Jason streckte Julia einen Arm entgegen. Sie ignorierte das Angebot und machte, ohne nach unten zu schauen, einen langen Schritt auf die andere Seite. »Na, dann los«, sagte sie, nahm von Rick eine Kerze und ging voran.

Schweigend legten sie ein Stück ihres Weges zurück, bis der Gang plötzlich aufhörte.

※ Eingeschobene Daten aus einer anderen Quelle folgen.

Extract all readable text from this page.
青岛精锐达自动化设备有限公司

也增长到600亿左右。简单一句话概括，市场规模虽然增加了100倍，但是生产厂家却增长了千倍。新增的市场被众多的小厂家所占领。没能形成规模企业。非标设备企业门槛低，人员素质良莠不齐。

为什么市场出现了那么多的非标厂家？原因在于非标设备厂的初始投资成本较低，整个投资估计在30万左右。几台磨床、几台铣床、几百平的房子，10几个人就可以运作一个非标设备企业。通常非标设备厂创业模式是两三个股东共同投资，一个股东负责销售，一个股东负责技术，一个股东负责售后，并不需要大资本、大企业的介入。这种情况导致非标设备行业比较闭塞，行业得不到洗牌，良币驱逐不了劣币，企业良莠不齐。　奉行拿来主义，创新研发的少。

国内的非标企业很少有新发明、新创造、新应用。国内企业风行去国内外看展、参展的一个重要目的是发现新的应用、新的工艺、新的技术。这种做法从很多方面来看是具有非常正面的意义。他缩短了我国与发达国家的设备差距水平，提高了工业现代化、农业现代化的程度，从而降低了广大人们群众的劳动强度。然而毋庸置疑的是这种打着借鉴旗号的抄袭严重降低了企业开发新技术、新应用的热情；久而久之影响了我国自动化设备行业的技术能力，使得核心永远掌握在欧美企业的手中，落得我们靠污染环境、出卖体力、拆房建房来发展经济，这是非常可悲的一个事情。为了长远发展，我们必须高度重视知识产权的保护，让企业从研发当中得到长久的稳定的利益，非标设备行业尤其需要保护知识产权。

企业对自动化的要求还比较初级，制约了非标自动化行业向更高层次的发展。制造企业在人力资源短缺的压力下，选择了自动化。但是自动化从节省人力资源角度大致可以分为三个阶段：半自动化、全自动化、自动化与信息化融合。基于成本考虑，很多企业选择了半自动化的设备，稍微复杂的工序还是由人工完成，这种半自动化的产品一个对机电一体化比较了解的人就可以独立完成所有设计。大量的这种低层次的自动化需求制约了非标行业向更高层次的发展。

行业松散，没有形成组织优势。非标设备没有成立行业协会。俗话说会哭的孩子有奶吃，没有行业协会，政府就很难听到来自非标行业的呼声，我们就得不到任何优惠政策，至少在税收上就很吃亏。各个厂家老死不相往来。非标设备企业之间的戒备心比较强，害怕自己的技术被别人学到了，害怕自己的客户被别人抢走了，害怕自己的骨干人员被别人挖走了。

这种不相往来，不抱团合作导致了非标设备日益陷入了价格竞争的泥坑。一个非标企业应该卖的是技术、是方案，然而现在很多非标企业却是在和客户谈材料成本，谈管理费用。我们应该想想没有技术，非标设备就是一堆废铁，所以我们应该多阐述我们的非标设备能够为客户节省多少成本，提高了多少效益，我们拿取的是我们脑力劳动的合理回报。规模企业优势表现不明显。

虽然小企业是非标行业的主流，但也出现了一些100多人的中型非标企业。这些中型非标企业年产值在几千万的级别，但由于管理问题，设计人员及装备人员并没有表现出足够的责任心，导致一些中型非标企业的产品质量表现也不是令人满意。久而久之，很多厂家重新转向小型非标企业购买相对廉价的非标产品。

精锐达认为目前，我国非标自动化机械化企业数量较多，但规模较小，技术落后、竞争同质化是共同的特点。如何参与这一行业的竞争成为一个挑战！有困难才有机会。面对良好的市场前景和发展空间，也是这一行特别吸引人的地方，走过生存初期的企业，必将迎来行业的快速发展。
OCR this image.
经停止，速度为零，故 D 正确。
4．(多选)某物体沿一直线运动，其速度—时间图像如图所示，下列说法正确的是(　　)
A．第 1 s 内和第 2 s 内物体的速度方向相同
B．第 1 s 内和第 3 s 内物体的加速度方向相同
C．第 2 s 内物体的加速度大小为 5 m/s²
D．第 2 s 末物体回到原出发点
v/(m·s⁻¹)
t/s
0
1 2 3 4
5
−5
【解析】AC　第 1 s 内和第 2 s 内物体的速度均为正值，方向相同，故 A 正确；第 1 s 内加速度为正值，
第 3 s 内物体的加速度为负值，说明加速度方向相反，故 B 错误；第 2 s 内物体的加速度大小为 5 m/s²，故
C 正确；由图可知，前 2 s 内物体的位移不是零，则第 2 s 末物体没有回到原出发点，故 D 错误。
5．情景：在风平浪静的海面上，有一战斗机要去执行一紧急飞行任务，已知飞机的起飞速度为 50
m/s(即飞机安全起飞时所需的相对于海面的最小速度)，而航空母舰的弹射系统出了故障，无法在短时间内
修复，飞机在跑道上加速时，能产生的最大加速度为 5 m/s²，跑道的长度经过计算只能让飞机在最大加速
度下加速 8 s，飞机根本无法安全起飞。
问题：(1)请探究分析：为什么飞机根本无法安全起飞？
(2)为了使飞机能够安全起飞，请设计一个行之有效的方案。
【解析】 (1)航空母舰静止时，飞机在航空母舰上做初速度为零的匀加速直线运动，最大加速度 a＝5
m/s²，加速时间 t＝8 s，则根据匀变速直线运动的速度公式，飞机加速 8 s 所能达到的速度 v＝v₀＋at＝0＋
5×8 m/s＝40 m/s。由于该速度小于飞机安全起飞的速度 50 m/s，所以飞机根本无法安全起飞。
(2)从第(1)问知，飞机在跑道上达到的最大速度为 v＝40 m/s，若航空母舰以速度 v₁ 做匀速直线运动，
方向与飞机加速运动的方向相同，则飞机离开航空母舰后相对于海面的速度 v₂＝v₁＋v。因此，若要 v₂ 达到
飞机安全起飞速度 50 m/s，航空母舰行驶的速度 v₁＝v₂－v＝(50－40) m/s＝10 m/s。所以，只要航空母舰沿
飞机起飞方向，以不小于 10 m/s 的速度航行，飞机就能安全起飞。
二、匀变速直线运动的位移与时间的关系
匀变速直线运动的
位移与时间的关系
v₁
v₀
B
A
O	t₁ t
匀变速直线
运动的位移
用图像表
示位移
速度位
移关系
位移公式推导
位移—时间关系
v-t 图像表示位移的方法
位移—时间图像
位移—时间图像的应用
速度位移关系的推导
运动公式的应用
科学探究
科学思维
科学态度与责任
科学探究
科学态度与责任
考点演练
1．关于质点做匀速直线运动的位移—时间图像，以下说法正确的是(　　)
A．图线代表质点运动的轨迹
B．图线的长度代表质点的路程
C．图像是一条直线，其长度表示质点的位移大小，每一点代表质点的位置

»Hier ist jetzt wohl endgültig Schluss«, stellte Julia genervt fest.

Sie befanden sich in einem schmucklosen, in den Fels gehauenen Raum, aus dem es offenbar keinen Ausgang gab. Ebenso wie im steinernen Zimmer bildeten aus Stein gehauene Blöcke den Fußboden.

»Ich glaube, hier hört alles auf«, meinte Julia und sah sich um.

Jason und Rick leuchteten Wände, Fußboden und Decke des Raums sorgfältig mit ihren Kerzen ab. Sie bemühten sich kein einziges Detail zu übersehen: Wer auch immer diesen Raum geschaffen hatte, konnte dabei die Absicht gehabt haben, eventuelle Besucher in die Irre zu führen.

»Oh nein!«, protestierte Julia nach der langwierigen, aber ergebnislosen Untersuchung. »Ich kehre jetzt nicht mehr um!«

Sie stellte sich mitten in den Raum und sah sich alles noch einmal gründlich an.

»Es gibt wirklich keinen Ausgang«, murmelte Rick, der die leicht gekrümmten Wände abtastete. Das Felsgestein schmiegte sich an die steinerne Rippe wie die Planken eines Schiffsrumpfs an den Kiel. Je mehr er über diese Ähnlichkeit nachdachte, desto mehr hatte Rick das Gefühl, sich unterhalb eines umgedrehten Schiffes zu befinden. Er erinnerte sich an die vielen Male, als er sich am Strand unter umgestülpten Booten versteckt hatte, die an Land gezogen worden waren, um zu trocknen.

Jason näherte sich den Rändern des Raums und tastete Zentimeter für Zentimeter den Schnittpunkt zwischen Fußboden und Wand ab. »Stein ... Stein ... Stein ...«

Julia, die noch immer mitten im Raum stand, hob ihre Kerze höher.

»Eins ... zwei ... drei ... vier ...«, hatte sie zu zählen begonnen.

Jason beendete ratlos seine Runde. »Hier außen herum gibt es nur massiven, undurchdringlichen Fels.«

Klack!, machte etwas Schweres, das über Stein rollte. Klack!, und dann: Tum–Tum–Tum–Klack!

»Ich glaube, ich habe da etwas entdeckt«, sagte Julia und klang sehr zufrieden.